Brian Hayes is one of the five dual players on both Barrs teams. He set the tone for this latest Barrs-Haven semi-final installment when rising highest above hurling teammate and Castlehaven defender Damien Cahalane to fetch a mark - that he duly converted - after only seven seconds.
Fifty-six minutes later, Hayes settled this semi-final as a contest when, after Ian Maguire picked out his latest gallop through the middle, he thumped the ball to the Haven net.
In between, we were treated for the third year running to a semi-final that had as much quality as it had entertainment.
In total, the lead changed hands nine times, while we were level on 12 occasions. One of those occasions was the half-time break, although how the sides were deadlocked at the interval was a crime fiction mystery as the Barrs left five goal chances behind them.
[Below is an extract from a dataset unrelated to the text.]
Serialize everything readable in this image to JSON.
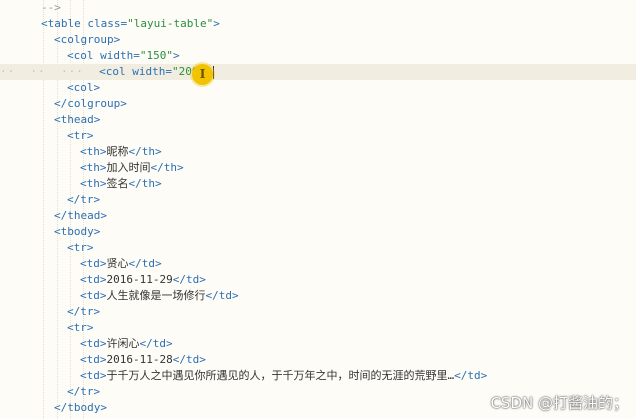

The sight of manager Paul O’Keeffe firing his baseball cap to the ground spoke for the collective blues frustration.
Steven Sherlock was among those guilty of not taking the green flag opening that fell their way. Of course, the 25-year-old did make amends when ending their litany of missed goal chances on 47 minutes.
The assist for his goal merits mention for the fact that it was laid on by Colm Scully. Outside of Sherlock, no Barrs player did as much good with as much possession as the half-back. He, along with Sam Ryan, was the pick of the winning rearguard.
Back to the man of the match, his 1-6 tally matching Luke Connolly’s haul in the first of the double-header.
Connolly’s 1-6 offered a reminder to the Cork management of what the 29-year-old brings to the table, while Nemo’s performance on the whole was a timely reminder of what they remain capable of when not suffocated half to the death by a West Cork blanket.
We don’t want to stray into lazy analysis here, but it’s hard to envisage a set of Nemo forwards leaving behind the six goals their final opponents succeeded in doing.
Before we finish, a hat-tip to Castlehaven for their holding to account - not only yesterday but the past four years - of the two standard-bearers. It’s no consolation, we know that, but that doesn’t mean it should go unsaid.
So, a Barrs-Rockies hurling final, followed by a Barrs-Nemo football final. Aristocrat versus aristocrat versus aristocrat. Neighbour versus neighbour versus neighbour. Cork county final month looks unlikely to disappoint.